Fortunately, Atlanta’s Board of Education rejected such an argument this week and approved a new charter, the Atlanta Classical Academy, which had been in a holding pattern throughout this fight. But the fight isn’t over, and the events that led to the board’s vote this week cast doubt on whether traditional school districts should ever maintain the exclusive right to approve charters.
The trouble started a year ago, when the district decided to withhold nearly $3 million in tax revenue from eleven start-up charter schools to help pay off an unfunded pension obligation that dates to the Carter administration (that is, when Jimmy Carter was Georgia’s governor). One school, Tech High, ultimately closed its doors, saying it couldn’t absorb the $360,000 it lost. Ten other charters, including three metro-Atlanta KIPP schools, sued the district to recoup the money.

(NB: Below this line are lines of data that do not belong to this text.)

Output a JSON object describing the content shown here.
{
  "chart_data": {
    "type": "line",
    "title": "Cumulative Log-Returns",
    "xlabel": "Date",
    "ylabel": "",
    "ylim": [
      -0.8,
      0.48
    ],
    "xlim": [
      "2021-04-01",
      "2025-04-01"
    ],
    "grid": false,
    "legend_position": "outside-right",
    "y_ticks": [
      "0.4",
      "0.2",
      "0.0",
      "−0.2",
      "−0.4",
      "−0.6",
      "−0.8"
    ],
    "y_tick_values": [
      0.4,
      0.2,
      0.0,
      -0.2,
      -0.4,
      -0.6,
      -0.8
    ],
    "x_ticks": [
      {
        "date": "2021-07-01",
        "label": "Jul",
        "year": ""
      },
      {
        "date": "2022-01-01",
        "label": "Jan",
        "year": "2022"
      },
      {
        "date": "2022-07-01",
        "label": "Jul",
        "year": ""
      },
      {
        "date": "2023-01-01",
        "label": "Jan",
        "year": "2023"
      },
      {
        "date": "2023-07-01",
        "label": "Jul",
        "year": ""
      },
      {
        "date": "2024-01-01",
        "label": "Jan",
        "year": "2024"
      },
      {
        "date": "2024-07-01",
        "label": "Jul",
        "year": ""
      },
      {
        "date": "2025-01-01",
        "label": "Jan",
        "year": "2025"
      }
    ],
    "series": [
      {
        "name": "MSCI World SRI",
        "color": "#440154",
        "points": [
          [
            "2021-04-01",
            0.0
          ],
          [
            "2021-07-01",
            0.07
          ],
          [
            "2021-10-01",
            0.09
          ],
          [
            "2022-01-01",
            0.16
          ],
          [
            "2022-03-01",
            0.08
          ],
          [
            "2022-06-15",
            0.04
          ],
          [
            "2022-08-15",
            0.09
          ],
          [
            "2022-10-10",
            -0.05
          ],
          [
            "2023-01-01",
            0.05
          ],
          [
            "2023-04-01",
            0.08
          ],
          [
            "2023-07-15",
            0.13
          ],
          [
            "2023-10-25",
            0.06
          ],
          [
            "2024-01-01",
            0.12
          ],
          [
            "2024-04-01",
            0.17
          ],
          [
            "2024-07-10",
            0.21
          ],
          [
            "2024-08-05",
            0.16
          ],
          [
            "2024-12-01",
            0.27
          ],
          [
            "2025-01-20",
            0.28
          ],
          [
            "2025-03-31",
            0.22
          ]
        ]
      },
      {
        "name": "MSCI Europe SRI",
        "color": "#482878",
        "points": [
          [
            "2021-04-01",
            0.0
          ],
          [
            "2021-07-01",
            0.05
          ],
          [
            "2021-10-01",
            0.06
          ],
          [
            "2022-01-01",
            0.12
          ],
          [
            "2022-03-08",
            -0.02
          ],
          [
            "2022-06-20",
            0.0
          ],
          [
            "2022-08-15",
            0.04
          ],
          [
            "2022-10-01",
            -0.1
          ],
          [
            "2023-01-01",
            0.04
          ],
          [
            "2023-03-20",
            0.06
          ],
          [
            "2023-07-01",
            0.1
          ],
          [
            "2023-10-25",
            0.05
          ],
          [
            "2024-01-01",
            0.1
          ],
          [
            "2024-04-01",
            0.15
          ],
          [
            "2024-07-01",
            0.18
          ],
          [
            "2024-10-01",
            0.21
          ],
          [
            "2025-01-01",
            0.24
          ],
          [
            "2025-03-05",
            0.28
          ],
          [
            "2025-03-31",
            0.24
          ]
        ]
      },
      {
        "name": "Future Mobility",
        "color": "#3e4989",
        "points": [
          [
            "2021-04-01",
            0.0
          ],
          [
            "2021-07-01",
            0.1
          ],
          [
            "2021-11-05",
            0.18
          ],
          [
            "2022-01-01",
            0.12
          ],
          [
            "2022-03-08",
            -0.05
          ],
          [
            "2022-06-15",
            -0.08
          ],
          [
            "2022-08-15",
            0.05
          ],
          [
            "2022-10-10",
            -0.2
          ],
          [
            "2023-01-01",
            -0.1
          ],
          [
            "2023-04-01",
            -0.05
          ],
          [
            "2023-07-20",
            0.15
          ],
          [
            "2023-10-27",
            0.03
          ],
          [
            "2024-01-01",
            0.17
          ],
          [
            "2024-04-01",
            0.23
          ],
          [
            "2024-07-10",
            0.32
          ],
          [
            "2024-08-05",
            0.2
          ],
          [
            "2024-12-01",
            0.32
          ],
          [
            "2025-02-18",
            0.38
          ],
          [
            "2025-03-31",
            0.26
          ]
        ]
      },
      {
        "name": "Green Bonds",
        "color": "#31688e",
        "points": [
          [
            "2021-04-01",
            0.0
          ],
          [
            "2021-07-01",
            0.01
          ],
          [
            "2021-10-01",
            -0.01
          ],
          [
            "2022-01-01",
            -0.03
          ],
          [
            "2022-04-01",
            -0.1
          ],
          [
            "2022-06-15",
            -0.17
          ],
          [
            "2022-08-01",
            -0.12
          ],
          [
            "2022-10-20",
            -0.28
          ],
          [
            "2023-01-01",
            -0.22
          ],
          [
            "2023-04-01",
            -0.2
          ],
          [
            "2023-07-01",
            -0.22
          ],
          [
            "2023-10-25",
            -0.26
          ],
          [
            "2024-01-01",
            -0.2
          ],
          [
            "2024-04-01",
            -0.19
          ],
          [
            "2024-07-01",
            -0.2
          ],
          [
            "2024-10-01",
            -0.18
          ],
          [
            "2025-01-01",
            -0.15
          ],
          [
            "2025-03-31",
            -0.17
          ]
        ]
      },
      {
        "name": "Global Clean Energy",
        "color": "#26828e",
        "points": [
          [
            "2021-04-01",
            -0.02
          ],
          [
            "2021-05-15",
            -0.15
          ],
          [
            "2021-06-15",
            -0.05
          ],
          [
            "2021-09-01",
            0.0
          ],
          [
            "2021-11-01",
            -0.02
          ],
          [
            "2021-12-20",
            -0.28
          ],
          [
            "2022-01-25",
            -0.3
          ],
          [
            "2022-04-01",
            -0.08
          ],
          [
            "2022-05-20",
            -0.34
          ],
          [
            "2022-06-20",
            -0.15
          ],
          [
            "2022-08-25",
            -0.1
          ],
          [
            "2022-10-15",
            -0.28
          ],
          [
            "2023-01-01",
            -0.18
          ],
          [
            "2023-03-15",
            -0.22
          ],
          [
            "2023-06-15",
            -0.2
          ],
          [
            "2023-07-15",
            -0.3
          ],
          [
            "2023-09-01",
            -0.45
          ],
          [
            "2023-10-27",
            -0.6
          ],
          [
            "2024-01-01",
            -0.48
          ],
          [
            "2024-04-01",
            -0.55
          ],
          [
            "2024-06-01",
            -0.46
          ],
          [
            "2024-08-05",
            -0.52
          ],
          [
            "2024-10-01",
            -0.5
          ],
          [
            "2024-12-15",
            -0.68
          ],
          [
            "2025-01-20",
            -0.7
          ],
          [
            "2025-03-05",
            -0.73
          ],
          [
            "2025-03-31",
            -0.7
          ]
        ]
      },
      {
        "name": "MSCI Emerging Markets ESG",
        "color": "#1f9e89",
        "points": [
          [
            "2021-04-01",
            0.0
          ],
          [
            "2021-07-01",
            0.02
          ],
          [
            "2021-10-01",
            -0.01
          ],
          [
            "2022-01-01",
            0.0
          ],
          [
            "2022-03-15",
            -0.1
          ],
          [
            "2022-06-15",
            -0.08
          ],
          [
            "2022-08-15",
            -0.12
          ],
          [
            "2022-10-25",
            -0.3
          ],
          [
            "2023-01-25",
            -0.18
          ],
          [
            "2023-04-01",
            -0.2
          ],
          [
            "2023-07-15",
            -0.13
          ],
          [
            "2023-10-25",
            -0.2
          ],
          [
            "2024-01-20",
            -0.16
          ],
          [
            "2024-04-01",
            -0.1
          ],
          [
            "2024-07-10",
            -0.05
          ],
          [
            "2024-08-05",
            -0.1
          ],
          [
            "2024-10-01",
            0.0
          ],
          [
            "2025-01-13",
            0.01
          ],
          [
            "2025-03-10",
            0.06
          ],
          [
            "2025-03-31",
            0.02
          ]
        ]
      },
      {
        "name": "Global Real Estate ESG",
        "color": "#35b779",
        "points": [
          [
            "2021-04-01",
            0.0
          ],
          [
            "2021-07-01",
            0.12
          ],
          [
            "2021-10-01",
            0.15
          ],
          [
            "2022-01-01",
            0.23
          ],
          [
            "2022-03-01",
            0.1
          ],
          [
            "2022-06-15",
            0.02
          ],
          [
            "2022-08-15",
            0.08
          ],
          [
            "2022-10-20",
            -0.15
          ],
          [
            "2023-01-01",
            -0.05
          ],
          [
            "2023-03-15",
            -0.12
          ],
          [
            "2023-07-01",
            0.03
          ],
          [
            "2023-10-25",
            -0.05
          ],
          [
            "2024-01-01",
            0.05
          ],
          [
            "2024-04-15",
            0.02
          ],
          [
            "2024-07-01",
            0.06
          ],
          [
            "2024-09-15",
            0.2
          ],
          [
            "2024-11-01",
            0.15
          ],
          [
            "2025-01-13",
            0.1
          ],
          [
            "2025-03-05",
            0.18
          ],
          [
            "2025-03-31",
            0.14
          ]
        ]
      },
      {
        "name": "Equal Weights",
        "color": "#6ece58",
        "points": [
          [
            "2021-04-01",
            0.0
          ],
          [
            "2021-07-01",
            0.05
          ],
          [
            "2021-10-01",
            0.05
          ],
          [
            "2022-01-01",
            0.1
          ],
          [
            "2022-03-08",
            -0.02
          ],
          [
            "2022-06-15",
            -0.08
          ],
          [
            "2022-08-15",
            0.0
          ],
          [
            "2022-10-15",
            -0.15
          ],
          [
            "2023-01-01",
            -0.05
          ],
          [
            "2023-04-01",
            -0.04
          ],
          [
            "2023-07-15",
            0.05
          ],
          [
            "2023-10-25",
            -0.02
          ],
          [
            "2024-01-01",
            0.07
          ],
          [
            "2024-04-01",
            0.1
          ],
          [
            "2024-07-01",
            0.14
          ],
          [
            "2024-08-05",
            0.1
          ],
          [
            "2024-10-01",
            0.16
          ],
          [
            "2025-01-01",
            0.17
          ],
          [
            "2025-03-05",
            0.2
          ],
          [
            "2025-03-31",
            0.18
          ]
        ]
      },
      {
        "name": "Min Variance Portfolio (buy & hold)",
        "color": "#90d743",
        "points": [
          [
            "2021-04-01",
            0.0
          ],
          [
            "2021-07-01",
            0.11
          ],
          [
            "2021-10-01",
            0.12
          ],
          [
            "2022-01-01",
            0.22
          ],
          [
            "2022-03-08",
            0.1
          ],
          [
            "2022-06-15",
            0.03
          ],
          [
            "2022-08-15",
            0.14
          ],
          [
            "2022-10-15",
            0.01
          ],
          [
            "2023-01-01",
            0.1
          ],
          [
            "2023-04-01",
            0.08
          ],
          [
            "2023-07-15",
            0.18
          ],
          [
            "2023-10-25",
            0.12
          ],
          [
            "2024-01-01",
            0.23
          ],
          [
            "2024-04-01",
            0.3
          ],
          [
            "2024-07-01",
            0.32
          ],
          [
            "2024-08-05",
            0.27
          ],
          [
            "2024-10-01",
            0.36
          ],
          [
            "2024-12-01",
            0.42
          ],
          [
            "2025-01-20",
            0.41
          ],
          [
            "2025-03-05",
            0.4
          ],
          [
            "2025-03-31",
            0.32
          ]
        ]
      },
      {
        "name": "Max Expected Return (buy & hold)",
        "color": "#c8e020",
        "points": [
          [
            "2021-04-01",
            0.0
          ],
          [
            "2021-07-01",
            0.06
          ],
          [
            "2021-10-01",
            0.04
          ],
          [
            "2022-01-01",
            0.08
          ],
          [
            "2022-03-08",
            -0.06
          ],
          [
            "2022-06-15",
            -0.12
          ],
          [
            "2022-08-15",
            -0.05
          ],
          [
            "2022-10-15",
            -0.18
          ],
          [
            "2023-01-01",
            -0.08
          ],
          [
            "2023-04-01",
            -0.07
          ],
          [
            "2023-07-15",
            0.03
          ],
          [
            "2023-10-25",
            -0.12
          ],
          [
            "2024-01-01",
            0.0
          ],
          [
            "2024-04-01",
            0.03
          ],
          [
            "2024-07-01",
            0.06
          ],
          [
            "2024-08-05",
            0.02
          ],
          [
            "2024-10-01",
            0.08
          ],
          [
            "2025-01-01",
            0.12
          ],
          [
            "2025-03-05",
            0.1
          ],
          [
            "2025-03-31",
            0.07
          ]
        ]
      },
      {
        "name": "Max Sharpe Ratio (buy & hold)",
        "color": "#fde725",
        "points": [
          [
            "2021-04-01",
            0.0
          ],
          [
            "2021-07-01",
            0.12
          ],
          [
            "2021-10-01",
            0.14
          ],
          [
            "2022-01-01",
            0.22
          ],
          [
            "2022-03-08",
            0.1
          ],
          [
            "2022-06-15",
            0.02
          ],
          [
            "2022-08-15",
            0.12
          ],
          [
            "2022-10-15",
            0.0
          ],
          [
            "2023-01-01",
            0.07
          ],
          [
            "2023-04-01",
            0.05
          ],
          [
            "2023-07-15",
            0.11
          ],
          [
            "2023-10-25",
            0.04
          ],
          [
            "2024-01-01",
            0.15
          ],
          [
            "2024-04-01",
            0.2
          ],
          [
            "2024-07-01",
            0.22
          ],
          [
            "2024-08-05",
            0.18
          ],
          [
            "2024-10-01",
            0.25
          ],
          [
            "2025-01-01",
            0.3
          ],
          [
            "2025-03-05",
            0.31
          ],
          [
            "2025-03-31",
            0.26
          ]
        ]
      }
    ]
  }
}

They argued that the district’s pension debt started mounting decades ago, long before the state allowed independent startup charter schools in 1998. The district has conceded that charters get no direct benefit from this particular pension plan (charter teachers participate in a separate statewide retirement system), but its own argument comes down to this: if charter schools want to consider themselves “public,” then they should share the crushing burdens of the school system.
In making this case, Fulton County judge Wendy Shoob all but laughed the school district out of court. Georgia law lets charter school authorizers withhold up to 3 percent of state and local charter school funding for administrative costs, but Shoob told the school system that the law doesn’t allow it to withhold charter revenues to fix its own financial problems. It’ll have to go to the legislature to find deliverance.
But though Shoob ruled for the charter schools, the district appealed to the state’s high court. And since that time, Davis and district leaders have been working to freeze charter expansion.
This time, they succeeded only in showing how hostile they are toward charter schools, and the good news for prospective charters is that voters last fall approved the creation of a chartering board that is independent of school districts. That’s little comfort to Atlanta’s existing charters, however, which must continue to spend time, money, and energy fighting this court case.
If there ever was an argument to be made for an independent charter authorizer, free from district animus and conflict, this is it.